By Andrea Bachner
Modern Chinese Literature and Culture, vol. 23, no. 1 (Spring 2011), pp. 197-225
If we were to believe William S. Burrough’s famous description of language as “a virus from outer space,” all linguistic communication would count as a viral transmission of knowledge. The image of language as a virus turns human bodies into organic carriers that interact with and are reprogrammed by tiny infectious agents in need of their host organisms for survival and replication. A viral imaginary situates language between bios and logos, highlighting the contradictions inherent in metaphors for linguistic communication. But what about specific differences between particular language systems, languages, and language uses? This essay draws on texts from different historical and cultural contexts that foreground–deliberately or otherwise–a viral understanding of the Chinese script.

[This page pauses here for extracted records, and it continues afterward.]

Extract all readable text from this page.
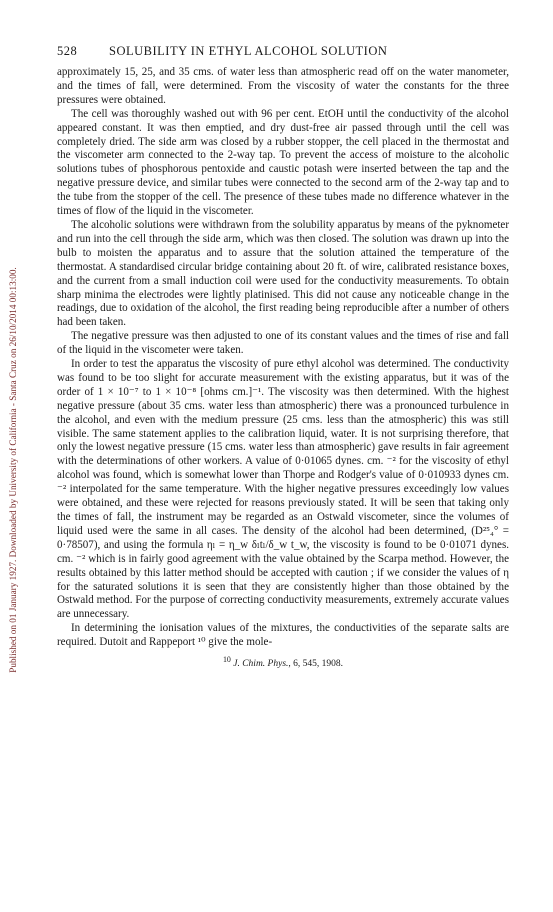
Published on 01 January 1927. Downloaded by University of California - Santa Cruz on 26/10/2014 00:13:00.
528	SOLUBILITY IN ETHYL ALCOHOL SOLUTION

approximately 15, 25, and 35 cms. of water less than atmospheric read off on the water manometer, and the times of fall, were determined. From the viscosity of water the constants for the three pressures were obtained.

The cell was thoroughly washed out with 96 per cent. EtOH until the conductivity of the alcohol appeared constant. It was then emptied, and dry dust-free air passed through until the cell was completely dried. The side arm was closed by a rubber stopper, the cell placed in the thermostat and the viscometer arm connected to the 2-way tap. To prevent the access of moisture to the alcoholic solutions tubes of phosphorous pentoxide and caustic potash were inserted between the tap and the negative pressure device, and similar tubes were connected to the second arm of the 2-way tap and to the tube from the stopper of the cell. The presence of these tubes made no difference whatever in the times of flow of the liquid in the viscometer.

The alcoholic solutions were withdrawn from the solubility apparatus by means of the pyknometer and run into the cell through the side arm, which was then closed. The solution was drawn up into the bulb to moisten the apparatus and to assure that the solution attained the temperature of the thermostat. A standardised circular bridge containing about 20 ft. of wire, calibrated resistance boxes, and the current from a small induction coil were used for the conductivity measurements. To obtain sharp minima the electrodes were lightly platinised. This did not cause any noticeable change in the readings, due to oxidation of the alcohol, the first reading being reproducible after a number of others had been taken.

The negative pressure was then adjusted to one of its constant values and the times of rise and fall of the liquid in the viscometer were taken.

In order to test the apparatus the viscosity of pure ethyl alcohol was determined. The conductivity was found to be too slight for accurate measurement with the existing apparatus, but it was of the order of 1 × 10⁻⁷ to 1 × 10⁻⁸ [ohms cm.]⁻¹. The viscosity was then determined. With the highest negative pressure (about 35 cms. water less than atmospheric) there was a pronounced turbulence in the alcohol, and even with the medium pressure (25 cms. less than the atmospheric) this was still visible. The same statement applies to the calibration liquid, water. It is not surprising therefore, that only the lowest negative pressure (15 cms. water less than atmospheric) gave results in fair agreement with the determinations of other workers. A value of 0·01065 dynes. cm. ⁻² for the viscosity of ethyl alcohol was found, which is somewhat lower than Thorpe and Rodger's value of 0·010933 dynes cm. ⁻² interpolated for the same temperature. With the higher negative pressures exceedingly low values were obtained, and these were rejected for reasons previously stated. It will be seen that taking only the times of fall, the instrument may be regarded as an Ostwald viscometer, since the volumes of liquid used were the same in all cases. The density of the alcohol had been determined, (D²⁵₄° = 0·78507), and using the formula ηₗ = η_w δₗtₗ/δ_w t_w, the viscosity is found to be 0·01071 dynes. cm. ⁻² which is in fairly good agreement with the value obtained by the Scarpa method. However, the results obtained by this latter method should be accepted with caution ; if we consider the values of η for the saturated solutions it is seen that they are consistently higher than those obtained by the Ostwald method. For the purpose of correcting conductivity measurements, extremely accurate values are unnecessary.

In determining the ionisation values of the mixtures, the conductivities of the separate salts are required. Dutoit and Rappeport ¹⁰ give the mole-

$^{10}$ J. Chim. Phys., 6, 545, 1908.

These texts, even those that represent Chinese writing in a negative or biased way, are conduits to an analysis of prevalent imaginaries of language. Emerging as early as the beginning of the 20th century, these examples allow for reflections on language in general and on writing in particular in intercultural contexts. The three examples of a viral understanding of the Chinese script in different historical and cultural moments under analysis all come into being in the borderlands where different cultures, languages, and scripts are pitted against each other: Hu Yuzhi, a Communist intellectual and supporter of Esperanto deploys a viral imaginary to argue for reform of the Chinese script in his 1930s essay “On Poisonous Discourse”; a short essay by Mexican writer Salvador Elizondo, “A Shooting in China” (1969), takes the film of an execution in China as the basis for reflecting on different media through the example of the Chinese language; and in his contemporary novella, “Secret Notes of a Homosexual,” Taiwanese author Wuhe produces an abject text through the use of Chinese characters as well as punctuation marks as graphic germs. By conjuring up images of the virus that conjugate contagion, vitality, and death, these texts stand in contrast to binary descriptions of language and prejudiced ascriptions of linguistic value. They open up new possibilities for understanding language in general and the Chinese script in particular.